Gloria McElwain’s Updates

Update 2: We use Woodcock Johnson. What do they use in the Upside Down?

The Woodcock Johnson Test of Cognitive Abilities is a test that can be given in childhood and aduthood. First developed in 1977, it has undergone two updates, and is used, at least in the schools I've been in, as the baseline indicator for students being considered for SpEd services. 

Considered a valid assessment tool by educators, WJ is a battery of tests that works to uncover a student's deficits and to obtain a general, probable IQ level. It has some definite positives: it is completed in about 1.5 hours, it is 1:1, scored and explained immediately, it can be offered anytime, and it isn't grade level specific. (www.lighthouseedu.net) 

Here's all the information in a neat little video that says it all much better than I could:

Media embedded January 30, 2018

So, we know it's widely used and widely respected, and it is reliable and valid, but should it be given? That's easily asked of any test, but I'm specifically looking at this one that is administered for "special" students, whether cognitively challenged or gifted. (It is widely used for potential gifted students because of its "high celiling" measurabilitiy). 

I don't have to review why so many of us in education struggle with the idea of overtesting our students. But, when a student has challenges, and the services for those challenges are funded, we need data points to be able to prove they are qualified for those services. I understand this. It mades logistical sense. My WJ score even says I'm smart enough to know what to do with this, but it is frustrating. Why? Because a good educator, a good one, mind you, like a good parent or a good​ friend understands what someone needs without the reliance on numbers that say they aren't very quick on the uptake because they only could remember 5 numbers backwards.

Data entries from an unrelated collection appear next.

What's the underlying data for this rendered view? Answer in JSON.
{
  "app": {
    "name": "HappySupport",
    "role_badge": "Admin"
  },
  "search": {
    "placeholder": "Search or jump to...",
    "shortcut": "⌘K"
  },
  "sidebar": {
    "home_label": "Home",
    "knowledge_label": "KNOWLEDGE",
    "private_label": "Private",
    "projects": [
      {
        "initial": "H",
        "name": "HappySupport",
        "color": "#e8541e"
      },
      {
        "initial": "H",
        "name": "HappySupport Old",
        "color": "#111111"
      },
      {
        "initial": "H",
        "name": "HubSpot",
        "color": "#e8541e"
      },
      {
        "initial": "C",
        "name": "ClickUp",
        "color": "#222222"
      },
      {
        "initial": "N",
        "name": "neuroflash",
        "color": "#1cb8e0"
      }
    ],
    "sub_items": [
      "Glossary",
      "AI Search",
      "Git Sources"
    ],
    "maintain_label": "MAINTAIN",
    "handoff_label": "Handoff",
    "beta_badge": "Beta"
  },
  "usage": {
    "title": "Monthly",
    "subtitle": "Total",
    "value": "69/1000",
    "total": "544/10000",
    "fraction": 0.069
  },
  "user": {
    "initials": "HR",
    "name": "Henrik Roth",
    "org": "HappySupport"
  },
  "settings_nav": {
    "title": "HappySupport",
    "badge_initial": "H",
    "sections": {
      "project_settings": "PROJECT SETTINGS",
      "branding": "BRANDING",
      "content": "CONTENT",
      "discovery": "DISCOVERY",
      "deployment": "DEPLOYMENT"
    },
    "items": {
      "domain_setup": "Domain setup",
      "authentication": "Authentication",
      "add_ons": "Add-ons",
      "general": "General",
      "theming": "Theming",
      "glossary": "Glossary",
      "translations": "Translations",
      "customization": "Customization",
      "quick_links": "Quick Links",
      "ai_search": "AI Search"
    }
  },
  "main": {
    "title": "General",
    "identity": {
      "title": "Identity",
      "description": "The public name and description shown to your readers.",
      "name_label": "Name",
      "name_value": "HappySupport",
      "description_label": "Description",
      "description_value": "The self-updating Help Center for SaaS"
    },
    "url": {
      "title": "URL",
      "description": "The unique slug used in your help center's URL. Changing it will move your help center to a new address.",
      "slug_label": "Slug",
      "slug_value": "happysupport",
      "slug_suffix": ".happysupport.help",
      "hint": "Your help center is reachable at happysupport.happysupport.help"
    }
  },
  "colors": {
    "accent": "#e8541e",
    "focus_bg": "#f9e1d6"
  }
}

And that's what really gets me thinking....is intelligence and the measure of intelligence defined, like race, by culture and society and not by some grand defnition that is accepted globally "from the beginning." I mean, we say that a strong "Visual-Spatial Thinking" score means someone could be a mathemetician or a rocket scientist, but who says those skills make someone intelligent? Our society has determined intelligence by our abilities to have a theoretical mind and a fast processing speed so that we can set our place in the world as doctors and IT professionals, and CEOs and (gasp) educators. But, what if we lived in the Upside Down?

What if the ability to walk backwards with my eyes closed without falling was the measure in the Upside Down as highly intelligent, or the ability to speak Pig Latin fluently?  Or, more seriously, the ability to fix an appliance or build a house?  What if the trades in the UD make someone a Stephen Hawking?  Before these tests existed, in a pioneering country, my ability to use rhetoric was much less desireable and sought after than my ability to construct a log cabin.  Granted, good rheotricians wrote our national documents; however, they could also wield an axe.  

Are we providing a predetermined ceiling for accomplishment with these tests? WE (whomever "we" are) have decided what skills and abilities make someone "intelligent" which ultimately makes someone "confident" which makes someone"successful" etc, etc.

I know this may all sound silly, especially from someone who can administer and who has taken the WJ, but it makes me think, you know? Though the test may be able to tell me that a student struggles with her nonsense word spelling, so I can help her strategeis to help her phonic abilities, it also is a predictor that she really shouldn't worry about too much schooling because higher education means Long Term Retrieval skills which she doesn't possess. 

I had a friend whose husband was an HVAC Technician. He wasn't particularly "intelligent," in the way we measure intelligence. She and I were sitting around her table one night complaining how little we earned. He started laughing. I asked what he found so amusing. His response: "You know...I get it. I flunked out of high school, and you have all these degrees. But you know, when someone's furnace breaks down in January, no one gives a shit that you can quote Shakespeare."

That may be the most intelligent statement I've ever heard.